City of Roma secures $15 million in funding for water treatment plant upgrades
The city of Roma is set to receive more than $15 million to upgrade its water treatment plant.
"We don't consume tap water for a few years already," resident Saul Vasquez said.
For Vasquez, clean water has been a longstanding concern. He's lived in Roma almost his entire life.
"We've been depending on bottled water or the five-gallon jugs at the Water Mills," Vasquez said. "We probably consume about two or three of these five-gallon jugs per week."
The city's water treatment plant is 30 years old. Its aging pipes and system need an overhaul.
City leaders say help is on the way. More than $15 million is now headed to upgrades at the Roma Water Treatment Plant to address those concerns.
"Going to make improvements in that raw water intake so that water goes into the system and then it gets cleaned out," Assistant City Manager Alonso Ramirez said.

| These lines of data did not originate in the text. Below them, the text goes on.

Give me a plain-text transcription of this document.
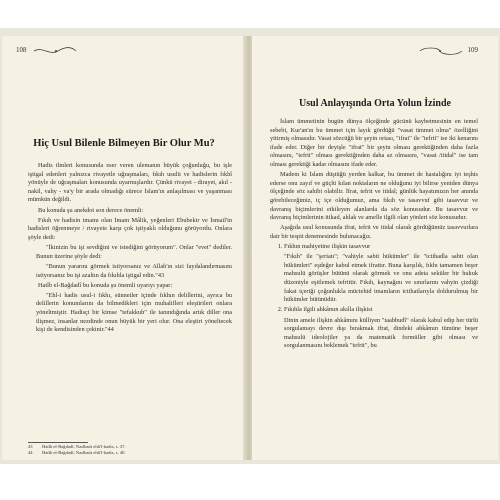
108
Hiç Usul Bilenle Bilmeyen Bir Olur Mu?

Hadis ilmleri konusunda eser veren ulemanın büyük çoğunluğu, bu işle iştigal edenleri yalnızca rivayetle uğraşmaları, fıkıh usulü ve hadislerin fıkhî yönüyle de uğraşmaları konusunda uyarmışlardır. Çünkü rivayet - dirayet, akıl - nakil, vahy - va'y bir arada olmadığı sürece İslam'ın anlaşılması ve yaşanması mümkün değildi.

Bu konuda şu anekdot son derece önemli:

Fıkıh ve hadisin imamı olan İmam Mâlik, yeğenleri Ebubekir ve İsmail'in hadisleri öğrenmeye / rivayete karşı çok iştiyaklı olduğunu görüyordu. Onlara şöyle dedi:

"İkinizin bu işi sevdiğini ve istediğini görüyorum". Onlar "evet" dediler. Bunun üzerine şöyle dedi:

"Bunun yararını görmek istiyorsanız ve Allah'ın sizi faydalandırmasını istiyorsanız bu işi azaltın da fıkıhla iştigal edin."43

Hatîb el-Bağdadî bu konuda şu önemli uyarıyı yapar:

"Ehl-i hadis usul-i fıkhı, sünnetler içinde fıkhın delillerini, ayrıca bu delillerin konumlarını da bilmedikleri için muhalifleri eleştirileri onlara yöneltmiştir. Hadisçi bir kimse "tefakkuh" ile tanındığında artık diller ona ilişmez, insanlar nezdinde onun büyük bir yeri olur. Ona eleştiri yöneltecek kişi de kendisinden çekinir."44

43	Hatîb el-Bağdadî, Nasîhatü ehli'l-hadis, s. 37.
44	Hatîb el-Bağdadî, Nasîhatü ehli'l-hadis, s. 40.
109
Usul Anlayışında Orta Yolun İzinde

İslam ümmetinin bugün dünya ölçeğinde gücünü kaybetmesinin en temel sebebi, Kur'an'ın bu ümmet için layık gördüğü "vasat ümmet olma" özelliğini yitirmiş olmasıdır. Vasat sözcüğü bir şeyin ortası, "ifrat" ile "tefrit" ise iki kenarını ifade eder. Diğer bir deyişle "ifrat" bir şeyin olması gerektiğinden daha fazla olmasını, "tefrit" olması gerektiğinden daha az olmasını, "vasat /itidal" ise tam olması gerektiği kadar olmasını ifade eder.

Madem ki İslam düştüğü yerden kalkar, bu ümmet de hastalığını iyi teşhis ederse onu zayıf ve güçlü kılan noktaların ne olduğunu iyi bilirse yeniden dünya ölçeğinde söz sahibi olabilir. İfrat, tefrit ve itidal; günlük hayatımızın her anında görebileceğimiz, iç içe olduğumuz, ama fıkıh ve tasavvuf gibi tasavvur ve davranış biçimlerini etkileyen alanlarda da söz konusudur. Bu tasavvur ve davranış biçimlerinin itikad, ahlak ve amelle ilgili olan yönleri söz konusudur.

Aşağıda usul konusunda ifrat, tefrit ve itidal olarak gördüğümüz tasavvurlara dair bir tespit denemesinde bulunacağız.

1. Fıkhın mahiyetine ilişkin tasavvur

"Fıkıh" ile "şeriatı"; "vahiyle sabit hükümler" ile "ictihadla sabit olan hükümleri" eşdeğer kabul etmek ifrattır. Buna karşılık, fıkhı tamamen beşer mahsulü görüşler bütünü olarak görmek ve onu adeta seküler bir hukuk düzeniyle eşitlemek tefrittir. Fıkıh, kaynağını ve sınırlarını vahyin çizdiği fakat içeriği çoğunlukla müctehid imamların ictihatlarıyla doldurulmuş bir hükümler bütünüdür.

2. Fıkıhla ilgili ahkâmın akılla ilişkisi

Dinin amele ilişkin ahkâmını külliyen "taabbudî" olarak kabul edip her türlü sorgulamayı devre dışı bırakmak ifrat, dindeki ahkâmın tümüne beşer mahsulü ideolojiler ya da matematik formüller gibi olması ve sorgulanmasını beklemek "tefrit", bu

Ramirez says the city has worked for five years to secure funding to upgrade the water treatment plant.
"We submitted another application in 2025 that reflected the urgency, you know, from what we needed in 2021," Ramirez said.
The city says the plant is not operating at full capacity right now; it is only at 50 percent. That will change once the plant improvements are done.

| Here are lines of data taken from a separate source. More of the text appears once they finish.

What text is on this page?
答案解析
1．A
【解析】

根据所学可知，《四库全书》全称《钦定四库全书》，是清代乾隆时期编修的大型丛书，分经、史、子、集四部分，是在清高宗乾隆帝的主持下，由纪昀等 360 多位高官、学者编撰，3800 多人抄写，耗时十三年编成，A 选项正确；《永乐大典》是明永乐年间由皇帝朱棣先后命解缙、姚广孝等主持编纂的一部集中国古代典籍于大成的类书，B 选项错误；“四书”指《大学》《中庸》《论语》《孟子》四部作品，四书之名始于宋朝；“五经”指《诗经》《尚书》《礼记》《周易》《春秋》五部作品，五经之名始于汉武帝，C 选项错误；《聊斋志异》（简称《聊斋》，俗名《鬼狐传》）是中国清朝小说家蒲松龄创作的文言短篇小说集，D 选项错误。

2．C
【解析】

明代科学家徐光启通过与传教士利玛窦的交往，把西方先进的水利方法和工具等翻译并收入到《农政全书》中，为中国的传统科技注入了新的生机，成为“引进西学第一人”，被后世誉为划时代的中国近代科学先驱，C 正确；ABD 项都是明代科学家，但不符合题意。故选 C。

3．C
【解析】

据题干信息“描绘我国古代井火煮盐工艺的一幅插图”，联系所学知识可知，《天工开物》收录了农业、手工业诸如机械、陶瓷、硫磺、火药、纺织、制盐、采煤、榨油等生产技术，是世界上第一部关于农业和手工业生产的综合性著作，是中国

"Have clean water, that they have the right pressure, that they have available water when they need it, at any time that they need it, and that the plant will have the capacity to face any challenge with regards to water production," Ramirez said.
The upgrades will allow the plant to treat more than 5 million gallons of water a day. The funding for the upgrades is coming from the Texas Water Development Board.

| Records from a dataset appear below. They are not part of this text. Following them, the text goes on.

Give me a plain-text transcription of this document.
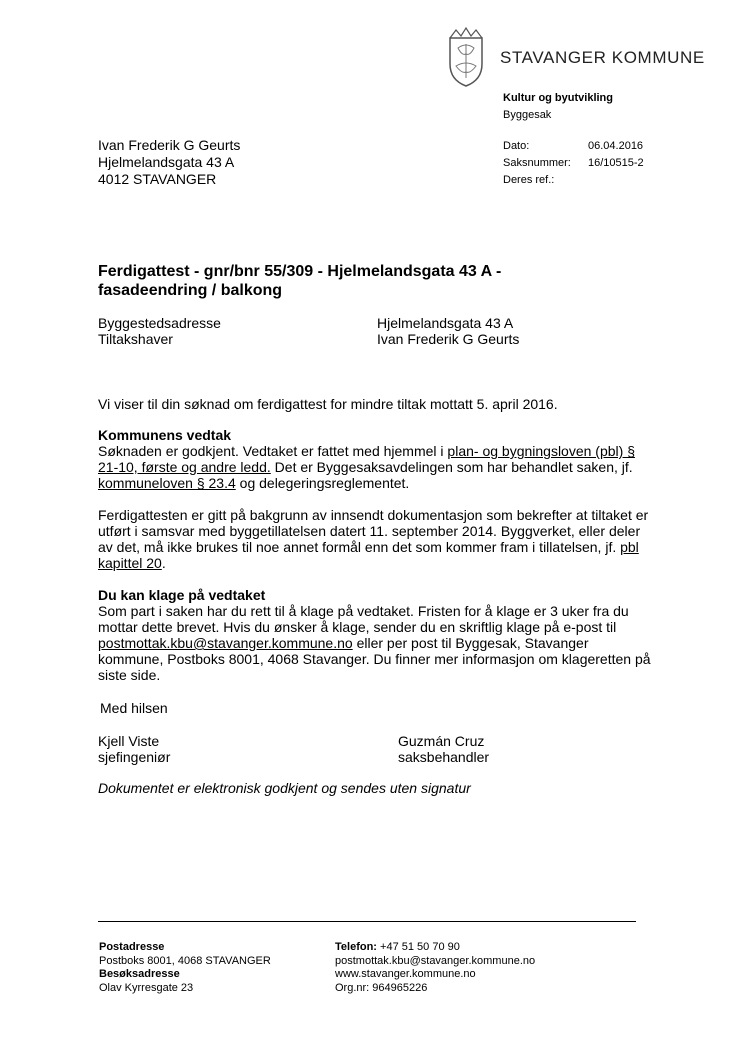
STAVANGER KOMMUNE
Kultur og byutvikling
Byggesak
Ivan Frederik G Geurts
Hjelmelandsgata 43 A
4012 STAVANGER
Dato:	06.04.2016
Saksnummer: 16/10515-2
Deres ref.:
Ferdigattest - gnr/bnr 55/309 - Hjelmelandsgata 43 A - fasadeendring / balkong
Byggestedsadresse	Hjelmelandsgata 43 A
Tiltakshaver	Ivan Frederik G Geurts
Vi viser til din søknad om ferdigattest for mindre tiltak mottatt 5. april 2016.
Kommunens vedtak
Søknaden er godkjent. Vedtaket er fattet med hjemmel i plan- og bygningsloven (pbl) § 21-10, første og andre ledd. Det er Byggesaksavdelingen som har behandlet saken, jf. kommuneloven § 23.4 og delegeringsreglementet.
Ferdigattesten er gitt på bakgrunn av innsendt dokumentasjon som bekrefter at tiltaket er utført i samsvar med byggetillatelsen datert 11. september 2014. Byggverket, eller deler av det, må ikke brukes til noe annet formål enn det som kommer fram i tillatelsen, jf. pbl kapittel 20.
Du kan klage på vedtaket
Som part i saken har du rett til å klage på vedtaket. Fristen for å klage er 3 uker fra du mottar dette brevet. Hvis du ønsker å klage, sender du en skriftlig klage på e-post til postmottak.kbu@stavanger.kommune.no eller per post til Byggesak, Stavanger kommune, Postboks 8001, 4068 Stavanger. Du finner mer informasjon om klageretten på siste side.
Med hilsen
Kjell Viste
sjefingeniør
Guzmán Cruz
saksbehandler
Dokumentet er elektronisk godkjent og sendes uten signatur
Postadresse
Postboks 8001, 4068 STAVANGER
Besøksadresse
Olav Kyrresgate 23
Telefon: +47 51 50 70 90
postmottak.kbu@stavanger.kommune.no
www.stavanger.kommune.no
Org.nr: 964965226
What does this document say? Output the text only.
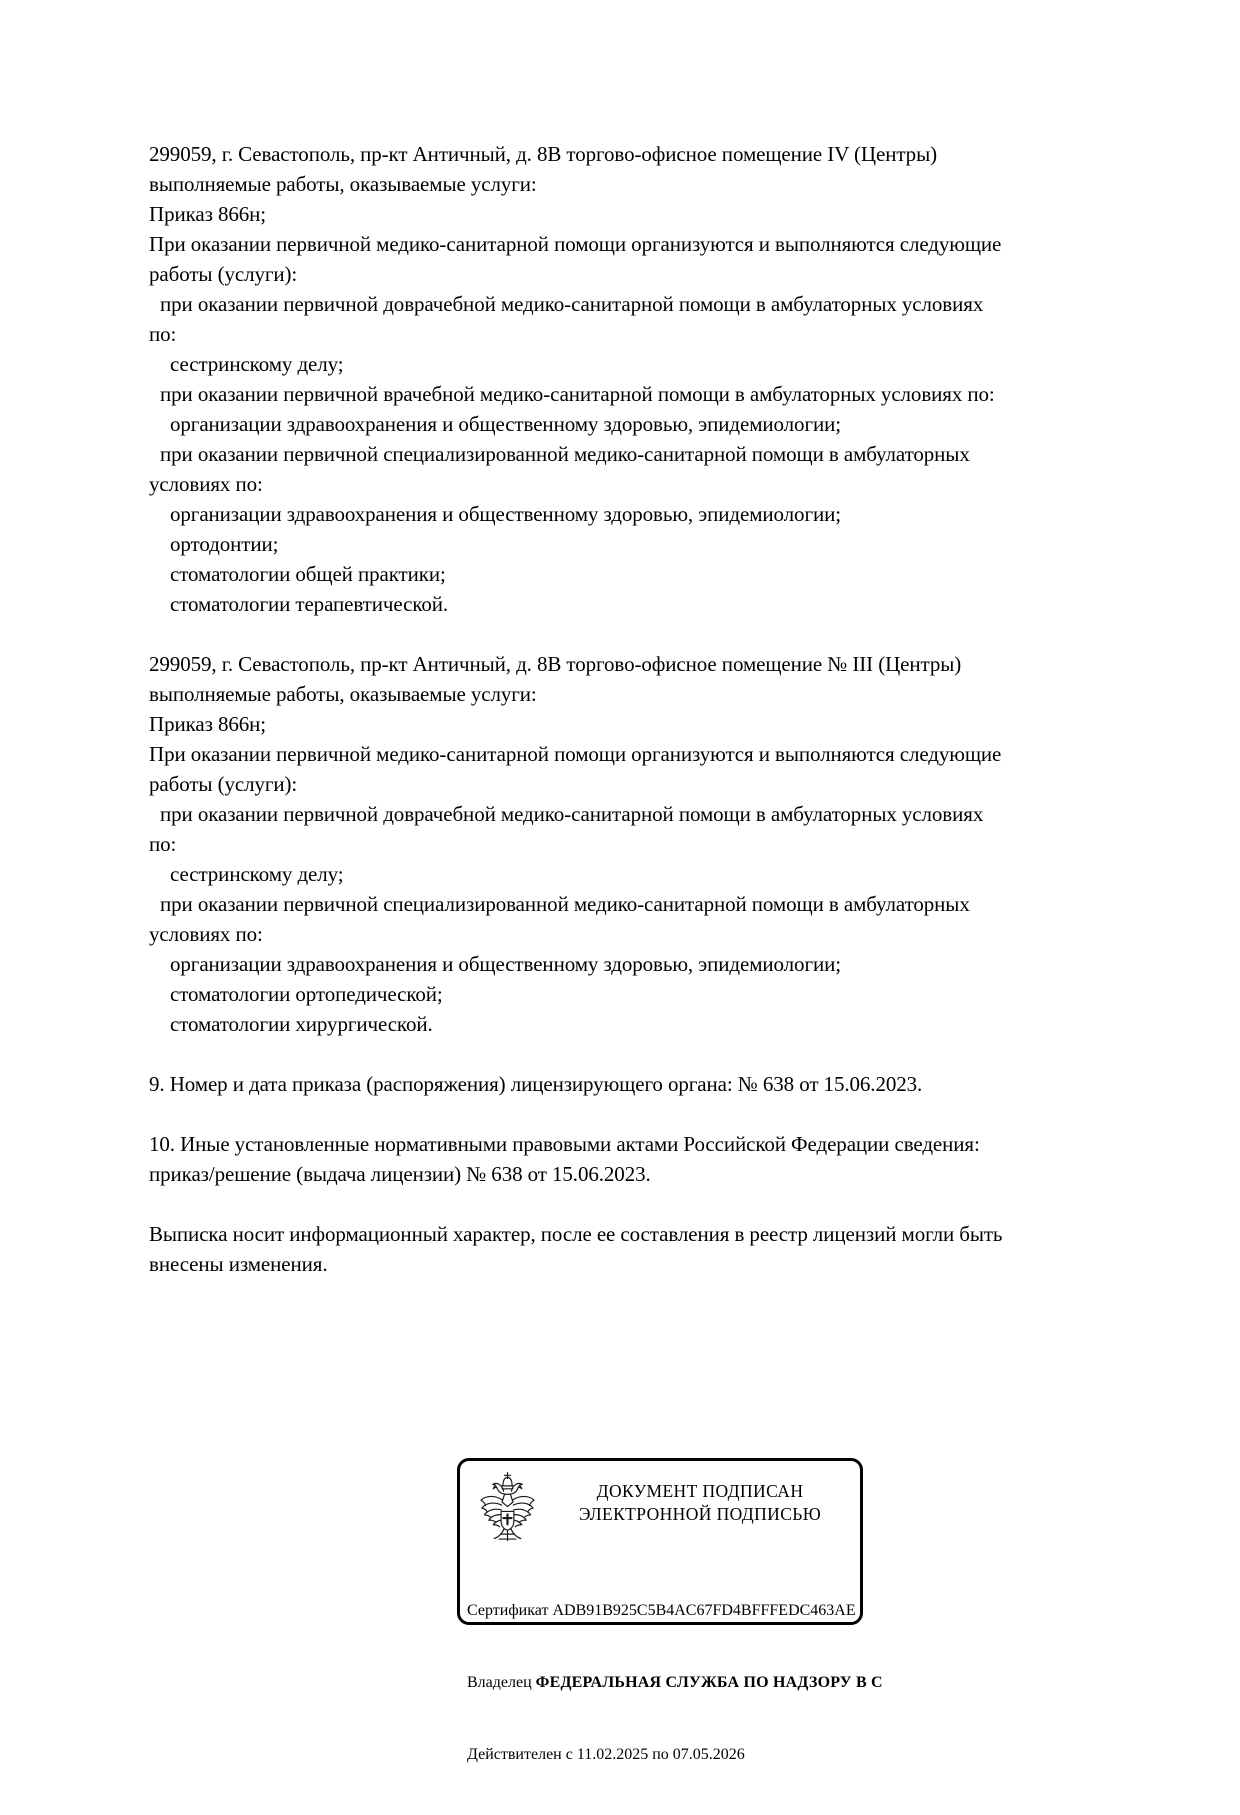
299059, г. Севастополь, пр-кт Античный, д. 8В торгово-офисное помещение IV (Центры)
выполняемые работы, оказываемые услуги:
Приказ 866н;
При оказании первичной медико-санитарной помощи организуются и выполняются следующие
работы (услуги):
при оказании первичной доврачебной медико-санитарной помощи в амбулаторных условиях
по:
сестринскому делу;
при оказании первичной врачебной медико-санитарной помощи в амбулаторных условиях по:
организации здравоохранения и общественному здоровью, эпидемиологии;
при оказании первичной специализированной медико-санитарной помощи в амбулаторных
условиях по:
организации здравоохранения и общественному здоровью, эпидемиологии;
ортодонтии;
стоматологии общей практики;
стоматологии терапевтической.
299059, г. Севастополь, пр-кт Античный, д. 8В торгово-офисное помещение № III (Центры)
выполняемые работы, оказываемые услуги:
Приказ 866н;
При оказании первичной медико-санитарной помощи организуются и выполняются следующие
работы (услуги):
при оказании первичной доврачебной медико-санитарной помощи в амбулаторных условиях
по:
сестринскому делу;
при оказании первичной специализированной медико-санитарной помощи в амбулаторных
условиях по:
организации здравоохранения и общественному здоровью, эпидемиологии;
стоматологии ортопедической;
стоматологии хирургической.
9. Номер и дата приказа (распоряжения) лицензирующего органа: № 638 от 15.06.2023.
10. Иные установленные нормативными правовыми актами Российской Федерации сведения:
приказ/решение (выдача лицензии) № 638 от 15.06.2023.
Выписка носит информационный характер, после ее составления в реестр лицензий могли быть
внесены изменения.
ДОКУМЕНТ ПОДПИСАН
ЭЛЕКТРОННОЙ ПОДПИСЬЮ

Сертификат ADB91B925C5B4AC67FD4BFFFEDC463AE

Владелец ФЕДЕРАЛЬНАЯ СЛУЖБА ПО НАДЗОРУ В С

Действителен с 11.02.2025 по 07.05.2026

"It's going to come at no cost to the public, no cost to the public utility system," Ramirez said.
About 20,000 people in and around Roma are expected to benefit. Vasquez says the improvements could change his daily routine.
"I feel great about it, and I hope it's soon because maybe we can get rid of having to go buy water instead of just using the tap water," Vasquez said.
Construction for the project is scheduled to begin in July 2027 and wrap up by 2029.